Vai, sim. E é disso que precisamos.

Na Holanda, onde moro atualmente, se vê com frequência aquilo que quem vem de fora chama de “uma reforma holandesa.” Casas construídas em 1640 passam por uma reforma radical, na qual apenas a fachada, que faz parte de um patrimônio histórico tombado pela UNESCO, é preservada. Você vê uma obra dessas e enxerga, por uma janela aberta, que o interior da casa virou um enorme buraco e nada mais. Todas as paredes e pisos, o telhado, o chão, tudo foi removido e até as fundações estão sendo substituídas. Apenas a fachada se sustenta, graças a um conjunto de suportes de madeira e metal que a impedem de desmoronar. Terminada essa reforma, que pode durar dois ou três anos, sendo uma verdadeira reconstrução completa do prédio, a fachada continua dizendo “1640” em cima da porta principal; mas o interior é totalmente moderno, as fundações são novas, o encanamento e as instalações elétricas têm a melhor tecnologia do Século 21. A energia é solar e controlada por aplicativos inteligentes que você maneja com seu telefone celular. A fachada é uma lembrança histórica que denota respeito ao passado; mas o interior representa o que de melhor existe no presente para que se possa viver em conforto, de maneira sustentável, por várias décadas.

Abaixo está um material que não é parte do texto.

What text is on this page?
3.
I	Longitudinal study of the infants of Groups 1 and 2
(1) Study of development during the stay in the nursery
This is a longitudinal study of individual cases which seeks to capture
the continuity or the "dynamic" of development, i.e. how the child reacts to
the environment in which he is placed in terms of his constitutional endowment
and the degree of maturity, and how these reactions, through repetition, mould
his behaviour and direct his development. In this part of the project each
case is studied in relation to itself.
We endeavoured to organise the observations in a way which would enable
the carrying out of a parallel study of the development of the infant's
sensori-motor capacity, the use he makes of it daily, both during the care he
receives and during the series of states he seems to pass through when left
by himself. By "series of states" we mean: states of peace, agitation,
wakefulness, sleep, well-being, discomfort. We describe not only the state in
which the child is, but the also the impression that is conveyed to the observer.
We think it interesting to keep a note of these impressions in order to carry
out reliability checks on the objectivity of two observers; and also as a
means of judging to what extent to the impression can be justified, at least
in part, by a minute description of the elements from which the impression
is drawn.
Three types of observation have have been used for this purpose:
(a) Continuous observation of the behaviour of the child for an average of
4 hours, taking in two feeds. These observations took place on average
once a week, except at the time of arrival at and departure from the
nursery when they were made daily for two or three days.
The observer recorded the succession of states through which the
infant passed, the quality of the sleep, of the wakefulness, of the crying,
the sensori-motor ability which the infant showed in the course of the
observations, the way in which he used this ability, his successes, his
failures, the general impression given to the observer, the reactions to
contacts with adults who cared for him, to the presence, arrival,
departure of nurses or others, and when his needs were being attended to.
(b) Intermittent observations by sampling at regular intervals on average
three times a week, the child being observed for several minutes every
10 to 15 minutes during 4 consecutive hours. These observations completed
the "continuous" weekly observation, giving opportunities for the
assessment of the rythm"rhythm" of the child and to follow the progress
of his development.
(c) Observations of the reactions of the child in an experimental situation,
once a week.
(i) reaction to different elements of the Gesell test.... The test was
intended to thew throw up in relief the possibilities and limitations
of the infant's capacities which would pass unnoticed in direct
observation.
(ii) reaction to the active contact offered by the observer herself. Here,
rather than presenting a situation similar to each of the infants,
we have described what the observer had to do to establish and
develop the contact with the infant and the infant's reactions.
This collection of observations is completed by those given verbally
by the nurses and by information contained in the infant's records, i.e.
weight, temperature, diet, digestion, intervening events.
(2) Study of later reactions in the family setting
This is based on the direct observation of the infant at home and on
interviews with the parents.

No Brasil, precisamos de uma “reforma holandesa” nas nossas instituições. Preservemos a fachada do Congresso Nacional e da Praça dos Três Poderes; mas façamos uma reconstrução completa por dentro, das fundações ao telhado. Reforma política, fiscal, trabalhista e previdenciária. Aproveitemos o embalo e façamos uma reforma igualmente profunda no nosso sistema educacional, começando pelo ensino básico. Vai levar tempo, talvez uma década ou mais. Por isso mesmo, precisamos começar já. Quanto mais cedo começarmos, mais cedo a reforma ficará pronta.